Thursday 25 October 2012

Atonement

There was a striking reading at Mass on 21 October, from the Book of Isaiah (53:10-11). It read:
"The Lord has been pleased to crush his servant with suffering. If he offers his life in atonement, he shall see his heirs, he shall have a long life and through him what the Lord wishes will be done. His soul’s anguish over, he shall see the light and be content. By his sufferings shall my servant justify many, taking their faults on himself."
I have written about "sacrifice" here, here and here, but there is so much more to discover. How do we "offer" something to God – especially suffering? In the case of pain, all one wants to do is to get rid of it, so it is easy to imagine offering it to God to take away. But this is not what is meant.

There is no shame in begging, if it be God's will, for some pain to be taken away. But what if it remains with us? Does it mean that God doesn't care? This is part of the larger question of suffering in the world, including innocent suffering. I would try to answer it in several steps. First, by arguing that there is no suffering greater than the suffering of one man. Second, that Jesus is that one man than whose suffering there is no greater in the world. Third, that the aim of God in becoming incarnate is to incorporate us into his own extended body. Fourth, that he even wants to involve us in the process by which we are incorporated – that is, our own salvation.

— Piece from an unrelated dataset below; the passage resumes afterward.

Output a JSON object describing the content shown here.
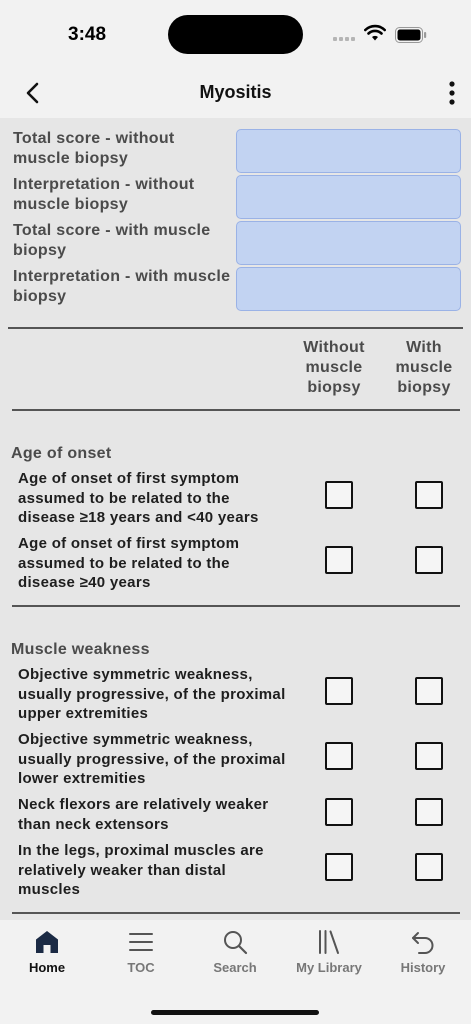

The first point was well put by the philosopher Wittgenstein. Suffering does not accumulate. Each of us suffers only what we are given to suffer, and no more. I may sympathize with my neighbour, and that sympathy may add to my own
suffering, but I do not experience his suffering. Thus in order to experience the suffering of all men, Jesus does not have to accumulate the sufferings of each individual, but simply experiences all the individual possibilities of human suffering in his own (singular) person).

As for the suffering that God does not take away in answer to prayer, or the suffering that just happens, all of this is incorporated into Christ's suffering in one of two ways – either unconsciously, or consciously.

If unconsciously, then Christ suffers alongside, or "keeps company" with all those who suffer; he is "present in" their suffering, until the moment they recognize him there and reach out to him. He wants to accept on their behalf the suffering as payment to redeem the world from sin. But until they become conscious of what he is doing, they are not letting him do so, not letting him bear the weight and "make their burdens light".

If consciously, then the one who suffers changes his viewpoint and accepts the pain as a gift – a gift because it enables him to work in Christ to redeem others. At this point the yoke becomes relatively easy and it is possible, as the saints tell us, to find joy in suffering, because there is no inner resistance to it, but rather an experience of the presence of Christ. Suffering has become sacramental.

To accept the pain is the same thing as to "offer" it. It is this that God asks of me – simply to put up with, to accept, this unavoidable pain (not to enjoy it, of course), and therefore to offer him our acceptance of it in place of all those wills that resist him.